Но нет. Разрез был сделан хорошо. Не шире и не глубже, чем положено. Кетгут. Лигатура. Желчный пузырь. Равик показал его Дюрану. В ярком свете пузырь лоснился жиром. Он бросил его в ведро. Дальше. Почему во Франции шьют реверденом? Снять зажим! Тепленькое брюшко важного чиновника с годовым окладом в тридцать — сорок тысяч франков. Откуда у него десять тысяч на операцию? Где он достает остальное? Когда-то это брюшко играло в камушки. Шов ложится хорошо. Очень аккуратно… Две тысячи франков все еще написаны на лице Дюрана, хотя оно наполовину спрятано под маской. Эти деньги — в его глазах. В каждом зрачке — по тысяче. Любовь портит характер. Разве стал бы я иначе шантажировать этого рантье и подрывать его веру в божественность установленного миропорядка и законов эксплуатации? Завтра он с елейным видом подсядет к постели брюшка и услышит слова благодарности за свою работу… Осторожно, еще один зажим!.. Брюшко — это неделя жизни с Жоан в Антибе. Неделя света среди пепельного смерча эпохи. Кусочек голубого неба перед грозой… А теперь подкожный слой. Первосортный шов — все-таки две тысячи франков. Зашить бы ему и ножницы — на память о Майере. Белый свет ламп — как они шипят! Почему так путаются мысли? Вероятно, газеты. Радио. Бесконечная болтовня лжецов и трусов. Лавина дезориентирующих слов. Сбитые с толку мозги. Приемлют любое демагогическое дерьмо. Разучились жевать черствый хлеб познания. Беззубые мозги. Слабоумие. Так, и это готово. Осталось зашить кожу. Через неделю-другую он опять сможет высылать из Франции трясущихся от страха беженцев. А вдруг без желчного пузыря он станет добрее? Если только не умрет. Впрочем, такие умирают в восемьдесят лет, осыпанные почестями, проникнутые чувством глубокого уважения к себе, окруженные гордыми внуками… Готово. Убрать его!

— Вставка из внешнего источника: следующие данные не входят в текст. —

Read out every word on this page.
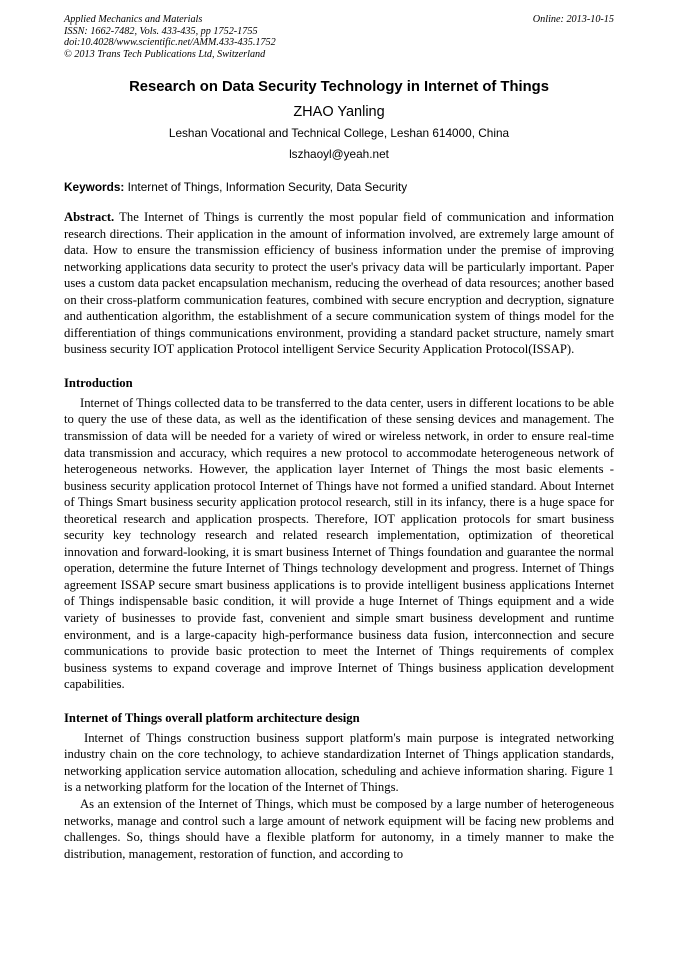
Applied Mechanics and Materials
ISSN: 1662-7482, Vols. 433-435, pp 1752-1755
doi:10.4028/www.scientific.net/AMM.433-435.1752
© 2013 Trans Tech Publications Ltd, Switzerland
Online: 2013-10-15
Research on Data Security Technology in Internet of Things
ZHAO Yanling
Leshan Vocational and Technical College, Leshan 614000, China
lszhaoyl@yeah.net
Keywords: Internet of Things, Information Security, Data Security
Abstract. The Internet of Things is currently the most popular field of communication and information research directions. Their application in the amount of information involved, are extremely large amount of data. How to ensure the transmission efficiency of business information under the premise of improving networking applications data security to protect the user's privacy data will be particularly important. Paper uses a custom data packet encapsulation mechanism, reducing the overhead of data resources; another based on their cross-platform communication features, combined with secure encryption and decryption, signature and authentication algorithm, the establishment of a secure communication system of things model for the differentiation of things communications environment, providing a standard packet structure, namely smart business security IOT application Protocol intelligent Service Security Application Protocol(ISSAP).
Introduction

Internet of Things collected data to be transferred to the data center, users in different locations to be able to query the use of these data, as well as the identification of these sensing devices and management. The transmission of data will be needed for a variety of wired or wireless network, in order to ensure real-time data transmission and accuracy, which requires a new protocol to accommodate heterogeneous network of heterogeneous networks. However, the application layer Internet of Things the most basic elements - business security application protocol Internet of Things have not formed a unified standard. About Internet of Things Smart business security application protocol research, still in its infancy, there is a huge space for theoretical research and application prospects. Therefore, IOT application protocols for smart business security key technology research and related research implementation, optimization of theoretical innovation and forward-looking, it is smart business Internet of Things foundation and guarantee the normal operation, determine the future Internet of Things technology development and progress. Internet of Things agreement ISSAP secure smart business applications is to provide intelligent business applications Internet of Things indispensable basic condition, it will provide a huge Internet of Things equipment and a wide variety of businesses to provide fast, convenient and simple smart business development and runtime environment, and is a large-capacity high-performance business data fusion, interconnection and secure communications to provide basic protection to meet the Internet of Things requirements of complex business systems to expand coverage and improve Internet of Things business application development capabilities.

Internet of Things overall platform architecture design

Internet of Things construction business support platform's main purpose is integrated networking industry chain on the core technology, to achieve standardization Internet of Things application standards, networking application service automation allocation, scheduling and achieve information sharing. Figure 1 is a networking platform for the location of the Internet of Things.

As an extension of the Internet of Things, which must be composed by a large number of heterogeneous networks, manage and control such a large amount of network equipment will be facing new problems and challenges. So, things should have a flexible platform for autonomy, in a timely manner to make the distribution, management, restoration of function, and according to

Равик снял перчатки и маску. Высокопоставленный чиновник выскользнул на бесшумных колесах из операционной. Равик поглядел ему вслед. Знал бы ты, Леваль, подумал он, что твой сверхлегальный желчный пузырь позволит мне, нелегальному беженцу, провести несколько в высшей степени нелегальных дней на Ривьере!
Он начал мыть руки. Рядом стоял Дюран. Он тоже неторопливо и методично мыл руки, руки старика с высоким кровяным давлением. Он тщательно тер пальцы и в такт медленно двигал челюстью, словно размалывал зерно. Когда прекращалось растирание, прекращалось и жевание. Стоило ему снова начать тереть — и жевание возобновлялось. На сей раз он мыл руки особенно медленно и долго. Видимо, хочет хоть на несколько минут оттянуть расставание с двумя тысячами франков, подумал Равик.
— Чего вы ждете? — спросил Дюран немного погодя.
— Чека.
— Я пришлю вам деньги, когда пациент мне заплатит. Это будет через несколько недель после его выписки из клиники.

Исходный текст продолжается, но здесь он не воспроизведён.